Lunar Samples Reveal Watery Secret

A new analysis of some very old rocks is reshaping our understanding of the moon. Scientists used modern techniques to search for tiny traces of hydrogen in a set of lunar sand samples taken by Apollo astronauts in the ’70s.

The systems used in the study were able to break down the rocks 10 times more effectively than any past techniques. The find could lead to a deeper understanding of the moon’s formation and early years.

Elemental Discovery

Scientists have tried for decades to find signs of water on the moon but have long concluded it is dry. The new research, though, suggests water may have actually been around since the moon’s birth — just lost during a series of volcanic eruptions there 3 billion years ago.

By analyzing rocks from the moon’s surface, the research team found minute signs of water elements. The signs indicate the moon might have even had a similar water content to what’s been found in the Earth’s mantle.

New Technique

A cutting-edge technique is responsible for letting scientists make the discovery. The scientists were able to look at every individual molecule. When they found hydrogen near other elements contained in water, they knew they were onto something that had never before been seen.

“People have tried. People have put a lot of effort trying to measure it since the ’70s,” geochemist Alberto Saal — an assistant professor of geology at Brown University and lead author of the study — told TechNewsWorld. “They didn’t have the technique essentially to do the measurements,” he said.

Saal’s colleagues were actually using the technique to look for signs of water in the Earth’s mantle when they realized how it could also apply to the moon.

“We got together and I asked [my colleague], ‘Why don’t we measure this on the moon now that we have a much more sensitive technique?’ He said, ‘Oh — of course.
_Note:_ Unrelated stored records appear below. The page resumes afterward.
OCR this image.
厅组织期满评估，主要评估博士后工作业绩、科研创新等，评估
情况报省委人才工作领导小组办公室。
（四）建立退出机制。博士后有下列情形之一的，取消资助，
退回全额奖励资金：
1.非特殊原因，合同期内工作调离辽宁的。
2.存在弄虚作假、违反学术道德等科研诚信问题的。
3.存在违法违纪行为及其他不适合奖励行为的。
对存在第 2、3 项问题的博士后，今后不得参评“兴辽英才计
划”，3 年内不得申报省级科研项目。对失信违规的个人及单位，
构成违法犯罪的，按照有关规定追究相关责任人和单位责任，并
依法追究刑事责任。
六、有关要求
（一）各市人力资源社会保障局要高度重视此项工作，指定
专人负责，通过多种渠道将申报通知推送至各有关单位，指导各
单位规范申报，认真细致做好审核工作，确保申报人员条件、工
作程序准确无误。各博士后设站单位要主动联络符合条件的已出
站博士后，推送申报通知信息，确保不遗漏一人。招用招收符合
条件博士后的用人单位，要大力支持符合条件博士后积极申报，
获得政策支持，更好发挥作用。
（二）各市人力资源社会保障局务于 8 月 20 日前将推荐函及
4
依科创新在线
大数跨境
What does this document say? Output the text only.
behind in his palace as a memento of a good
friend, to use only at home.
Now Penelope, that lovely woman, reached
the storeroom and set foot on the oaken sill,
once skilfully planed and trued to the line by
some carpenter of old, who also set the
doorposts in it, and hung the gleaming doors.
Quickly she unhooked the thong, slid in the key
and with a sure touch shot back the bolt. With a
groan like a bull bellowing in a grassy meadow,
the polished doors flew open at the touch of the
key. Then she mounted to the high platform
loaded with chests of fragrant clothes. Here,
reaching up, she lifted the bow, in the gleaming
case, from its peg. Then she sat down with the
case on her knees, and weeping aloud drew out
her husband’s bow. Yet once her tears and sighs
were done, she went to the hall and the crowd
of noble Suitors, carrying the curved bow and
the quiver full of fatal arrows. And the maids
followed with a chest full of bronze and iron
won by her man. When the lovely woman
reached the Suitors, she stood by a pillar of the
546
Let’s do it,'” Saal remembered.

Funding Fight

Getting from the initial idea to the actual research proved to be a bigger challenge than the team may have expected.

“There is not much funding out there, and you’re trying to propose to do something with a new technique,” Saal said.

Most people had already tried looking for signs of water and found none, Saal said, so he and his associates were turned down three times before getting the green light from NASA.

“It took us three years insisting. [NASA] began to see an acceptance of the technique, so they were more inclined to say maybe we have something here. The third time was the charm,” he said.

Next Steps

The research team will now look at samples from other Apollo missions to try to find more indications of water. NASA will also begin its own Lunar Reconnaissance Orbiter later this year to search for water near the moon’s poles.

“It’s hard to know how much water is in the moon, even when we found some,” Saal noted. “It’s very difficult to make any calculations without saying we know what we found is uniform everywhere.”